Ciprian and a handful of other women who didn't want to return to work illegally formed a small sewing cooperative. They pooled their money, and started sewing brightly colored handbags they sell at craft fairs. With fabric bought and donated, and sewing machines provided by lawyers, they sew every day.
"We wanted to try to make it on our own," said Ciprian. As money grew tight, though, three women dropped out. Now they are down to two.
Others went back to work illegally, cleaning houses, working in other factories, and confronting, they say, new forms of exploitation. Already the immigrants are pursuing a class-action lawsuit against Bianco for payment of overtime wages.
A woman in her 30s from a village in El Salvador said she started working a few months ago because her three children were struggling for money. Back home, she had earned $3 a day as a waitress at a restaurant. At Bianco, she earned $8 an hour -- a huge leap.
The money made a huge difference back home, she said. Her children ate several meals a day, including meat. They were able to get healthcare to correct a vision problem that afflicted her oldest.
But after the raid, they were back down to one meal a day and the children, especially the oldest, were at risk of dropping out of school. Plus, she said, she still owes the man who smuggled her across the border part of his $6,000 fee.
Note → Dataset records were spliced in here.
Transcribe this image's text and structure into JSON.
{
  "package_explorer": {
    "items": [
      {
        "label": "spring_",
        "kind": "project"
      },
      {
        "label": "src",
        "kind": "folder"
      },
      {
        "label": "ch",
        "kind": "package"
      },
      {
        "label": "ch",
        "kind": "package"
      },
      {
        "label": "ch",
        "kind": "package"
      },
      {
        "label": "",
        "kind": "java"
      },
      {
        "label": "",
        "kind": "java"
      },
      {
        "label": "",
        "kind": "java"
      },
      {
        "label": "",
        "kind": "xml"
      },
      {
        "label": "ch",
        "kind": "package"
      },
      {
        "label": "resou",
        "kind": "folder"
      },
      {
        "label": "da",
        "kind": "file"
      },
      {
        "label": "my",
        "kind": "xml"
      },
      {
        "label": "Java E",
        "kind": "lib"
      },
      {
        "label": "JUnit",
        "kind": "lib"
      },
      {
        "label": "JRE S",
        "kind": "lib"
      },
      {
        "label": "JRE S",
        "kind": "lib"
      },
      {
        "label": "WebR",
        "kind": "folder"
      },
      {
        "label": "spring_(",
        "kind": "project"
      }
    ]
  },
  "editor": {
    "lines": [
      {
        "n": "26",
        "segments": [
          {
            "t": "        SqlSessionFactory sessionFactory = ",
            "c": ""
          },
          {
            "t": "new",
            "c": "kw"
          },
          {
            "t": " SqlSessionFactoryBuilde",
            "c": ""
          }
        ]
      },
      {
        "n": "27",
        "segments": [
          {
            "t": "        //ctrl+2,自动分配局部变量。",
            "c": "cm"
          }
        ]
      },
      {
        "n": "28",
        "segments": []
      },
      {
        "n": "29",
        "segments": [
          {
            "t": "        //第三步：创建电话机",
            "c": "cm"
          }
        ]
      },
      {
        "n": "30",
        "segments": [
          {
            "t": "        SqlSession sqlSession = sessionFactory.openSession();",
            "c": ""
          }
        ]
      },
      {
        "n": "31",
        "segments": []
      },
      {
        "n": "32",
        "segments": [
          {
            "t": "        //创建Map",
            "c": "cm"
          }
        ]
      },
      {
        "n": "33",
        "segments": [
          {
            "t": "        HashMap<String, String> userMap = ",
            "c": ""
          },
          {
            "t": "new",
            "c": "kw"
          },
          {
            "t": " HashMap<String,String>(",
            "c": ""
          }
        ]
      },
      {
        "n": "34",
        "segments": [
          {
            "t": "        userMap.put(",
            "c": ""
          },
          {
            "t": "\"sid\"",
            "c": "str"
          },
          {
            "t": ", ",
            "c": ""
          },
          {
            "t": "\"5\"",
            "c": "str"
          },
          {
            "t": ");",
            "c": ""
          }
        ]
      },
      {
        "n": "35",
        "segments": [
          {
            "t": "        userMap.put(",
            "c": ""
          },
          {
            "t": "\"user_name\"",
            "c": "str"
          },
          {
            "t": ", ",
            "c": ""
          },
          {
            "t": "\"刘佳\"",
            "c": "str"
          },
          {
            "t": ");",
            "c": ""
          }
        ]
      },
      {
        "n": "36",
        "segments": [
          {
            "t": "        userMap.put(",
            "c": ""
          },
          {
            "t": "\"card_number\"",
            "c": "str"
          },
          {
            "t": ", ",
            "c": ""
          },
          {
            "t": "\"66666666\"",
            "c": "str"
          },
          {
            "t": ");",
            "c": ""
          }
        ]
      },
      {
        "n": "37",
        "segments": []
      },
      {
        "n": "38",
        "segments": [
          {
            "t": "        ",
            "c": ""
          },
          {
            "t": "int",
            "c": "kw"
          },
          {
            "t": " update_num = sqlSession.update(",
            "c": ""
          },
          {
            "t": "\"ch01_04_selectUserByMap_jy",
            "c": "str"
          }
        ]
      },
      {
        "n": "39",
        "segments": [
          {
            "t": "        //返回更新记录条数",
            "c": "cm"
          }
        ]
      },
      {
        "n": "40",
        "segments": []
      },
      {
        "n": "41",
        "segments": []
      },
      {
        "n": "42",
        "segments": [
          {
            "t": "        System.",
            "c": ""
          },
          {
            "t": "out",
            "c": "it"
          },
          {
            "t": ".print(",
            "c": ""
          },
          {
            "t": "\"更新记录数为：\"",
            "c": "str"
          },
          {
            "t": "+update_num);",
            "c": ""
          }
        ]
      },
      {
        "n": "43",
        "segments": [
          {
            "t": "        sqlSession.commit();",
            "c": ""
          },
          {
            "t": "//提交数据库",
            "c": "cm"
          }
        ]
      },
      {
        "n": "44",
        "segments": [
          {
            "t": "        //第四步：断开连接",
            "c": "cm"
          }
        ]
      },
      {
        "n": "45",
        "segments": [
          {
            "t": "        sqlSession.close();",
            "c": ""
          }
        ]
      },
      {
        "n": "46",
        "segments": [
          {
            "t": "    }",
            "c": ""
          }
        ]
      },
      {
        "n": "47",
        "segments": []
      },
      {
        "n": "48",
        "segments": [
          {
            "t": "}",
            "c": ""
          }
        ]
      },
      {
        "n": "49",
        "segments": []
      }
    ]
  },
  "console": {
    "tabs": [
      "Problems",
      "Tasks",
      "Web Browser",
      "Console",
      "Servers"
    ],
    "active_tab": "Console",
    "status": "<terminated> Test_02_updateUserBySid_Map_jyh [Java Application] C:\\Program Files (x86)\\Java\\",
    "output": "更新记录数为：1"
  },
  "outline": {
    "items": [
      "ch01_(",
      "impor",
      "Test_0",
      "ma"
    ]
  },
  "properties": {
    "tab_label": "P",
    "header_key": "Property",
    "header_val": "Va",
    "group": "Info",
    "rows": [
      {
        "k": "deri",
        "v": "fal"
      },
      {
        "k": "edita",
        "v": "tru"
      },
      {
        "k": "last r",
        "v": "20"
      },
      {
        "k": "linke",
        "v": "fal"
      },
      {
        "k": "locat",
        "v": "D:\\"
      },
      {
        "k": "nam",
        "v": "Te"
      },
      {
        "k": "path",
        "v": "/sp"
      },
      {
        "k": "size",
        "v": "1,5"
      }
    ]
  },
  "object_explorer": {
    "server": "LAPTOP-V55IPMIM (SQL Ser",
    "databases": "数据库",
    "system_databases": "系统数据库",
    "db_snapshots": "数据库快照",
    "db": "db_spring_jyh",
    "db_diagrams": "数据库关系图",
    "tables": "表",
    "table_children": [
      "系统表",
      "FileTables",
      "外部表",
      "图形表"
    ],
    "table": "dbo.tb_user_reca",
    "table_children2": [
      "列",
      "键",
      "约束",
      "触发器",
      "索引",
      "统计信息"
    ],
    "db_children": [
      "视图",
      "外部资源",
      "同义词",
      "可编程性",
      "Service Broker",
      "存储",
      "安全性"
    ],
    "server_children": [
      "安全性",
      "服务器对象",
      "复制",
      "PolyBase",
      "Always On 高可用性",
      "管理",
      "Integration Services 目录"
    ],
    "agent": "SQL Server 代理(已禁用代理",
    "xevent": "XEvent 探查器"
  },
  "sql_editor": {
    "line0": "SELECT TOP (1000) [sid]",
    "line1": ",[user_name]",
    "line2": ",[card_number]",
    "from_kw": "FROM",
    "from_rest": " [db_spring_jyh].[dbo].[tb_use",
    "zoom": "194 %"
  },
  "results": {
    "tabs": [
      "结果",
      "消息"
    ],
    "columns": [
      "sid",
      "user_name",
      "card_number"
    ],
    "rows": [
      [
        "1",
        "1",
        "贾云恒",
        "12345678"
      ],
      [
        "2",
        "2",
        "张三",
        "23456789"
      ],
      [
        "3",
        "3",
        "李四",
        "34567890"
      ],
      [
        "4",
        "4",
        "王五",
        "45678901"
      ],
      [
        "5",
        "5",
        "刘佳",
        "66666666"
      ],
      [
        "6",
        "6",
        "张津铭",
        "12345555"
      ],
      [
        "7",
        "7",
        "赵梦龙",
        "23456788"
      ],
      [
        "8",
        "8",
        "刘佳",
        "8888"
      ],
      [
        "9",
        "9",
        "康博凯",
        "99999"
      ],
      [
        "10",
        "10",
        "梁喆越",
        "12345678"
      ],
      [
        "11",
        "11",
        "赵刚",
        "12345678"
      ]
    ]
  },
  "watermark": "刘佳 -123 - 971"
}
At work though, she struggled. After the first check, the company stopped paying her. The same thing happened with the second cleaning job. Now, she is owed at least $2,000, and is working with Cambridge nonprofit Centro Presente to recover the money. In the meantime, she found a new job in food service.
Still, a year later, she views the raid, and its outcome, with disbelief. People are scattered, but some are sneaking back in and others are back to work.
"We were just working," she said. "I don’t know why they did that to us."